Look at the photoelectric performance for a smoldering fire — often 30+ minutes earlier detection!  What a difference that makes between life or death and massive or minor property damage.

Most homes have the cheapest featureless ionization detectors general contractors can find.  If you don’t know what detector type is installed, look for a “P” (photoelectric) or “I” (ionization).  Worst case, do a DuckDuckGo search for the model number and find the specs.

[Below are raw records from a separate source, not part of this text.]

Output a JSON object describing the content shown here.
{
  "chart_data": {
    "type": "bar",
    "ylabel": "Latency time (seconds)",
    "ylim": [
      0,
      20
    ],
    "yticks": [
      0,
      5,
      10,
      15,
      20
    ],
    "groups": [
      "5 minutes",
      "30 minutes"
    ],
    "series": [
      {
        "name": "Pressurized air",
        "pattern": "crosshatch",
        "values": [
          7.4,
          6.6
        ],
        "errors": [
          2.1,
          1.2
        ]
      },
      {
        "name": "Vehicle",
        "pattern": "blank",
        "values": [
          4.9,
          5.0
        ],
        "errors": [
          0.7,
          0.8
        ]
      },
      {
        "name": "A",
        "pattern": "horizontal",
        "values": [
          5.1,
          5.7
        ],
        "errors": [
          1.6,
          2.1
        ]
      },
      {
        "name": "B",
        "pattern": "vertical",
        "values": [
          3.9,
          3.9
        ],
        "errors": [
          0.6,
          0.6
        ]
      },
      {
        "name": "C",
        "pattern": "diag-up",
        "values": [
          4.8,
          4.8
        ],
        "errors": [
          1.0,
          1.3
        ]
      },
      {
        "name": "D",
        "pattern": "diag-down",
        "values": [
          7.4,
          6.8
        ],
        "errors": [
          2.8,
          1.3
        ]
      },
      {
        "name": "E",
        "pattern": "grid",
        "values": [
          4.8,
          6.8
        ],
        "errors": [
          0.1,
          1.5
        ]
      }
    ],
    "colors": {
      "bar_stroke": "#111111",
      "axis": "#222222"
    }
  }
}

If you have to pick one type, choose photoelectric.

 

DOs and DON’Ts

DO DON’T
Prefer photoelectric detectors over ionization Only have ionization detectors
Use both detector types, if able Buy combo photoelectric/ionization detectors
Use wired or wireless interconnected system Disable your detector. Move its location to avoid false alarms or replace it.
Conduct periodic tests
If source of smoke is unknown (e.g., not burnt toast) and detector triggers, GET OUT

 

Determine Your Requirements

Ideally your home has AC power to each smoke detector location and the wire contains a hot (black), neutral (white), and interconnect (red or orange).  In order of preference:

  1. Hardwire AC with battery backup and wired interconnect (using the existing red or orange wire)
  2. Hardwire AC with battery backup and wireless interconnect (e.g., First Alert “OneLink”)
  3. Battery-only with wireless interconnect
    • Some models include a 10-year non-servicable battery, but this limits your options to fully power down the unit when troubleshooting nuisance alarms

 

Make a Plan and Purchase

Here’s an example plan.

Floor Location Mfg Model Type Action
1st Kitchen Kidde KN-COSM-IBA CO, Ionization Smoke (existing) Keep
1st Media Room First Alert SA521CN Photoelectric Smoke, Hardwire + OneLink gateway.  This interconnects to the CO511B. New
1st Garage First Alert CO511B CO, Photoelectric Smoke, Battery only, OneLink New
2nd Hallway First Alert SC7010BV CO, Photoelectric Smoke, Voice, Hardwire New
2nd Bedroom First Alert SC7010BV CO, Photoelectric Smoke, Voice, Hardwire New
2nd Bedroom First Alert SC7010BV CO, Photoelectric Smoke, Voice, Hardwire New
2nd Bedroom First Alert SC7010BV CO, Photoelectric Smoke, Voice, Hardwire New

Note:  As of 1/2016, First Alert has NO highly rated simple hardwired photoelectric detector.

If you have no issues with cloud-enabled devices in your home, the 2nd Gen Nest Protect has compelling features and reportedly great performance.

 

Final Thoughts

I really like the location announcement feature.  I immediately know which detector triggered the alarm which is great information to have when planning an escape — especially if woken up in the middle of the night.  Is the fire upstairs?  Downstairs?  Which exit should I take?  All questions answered easier if you know location.

I’ll be adding a 2nd unit upstairs that is a battery-only ionization detector so that I’ll have at least one on each floor.

Selecting new smoke detectors for your home takes a bit of time, especially with poor reviews on the models you need.  However, the additional protection is worth it.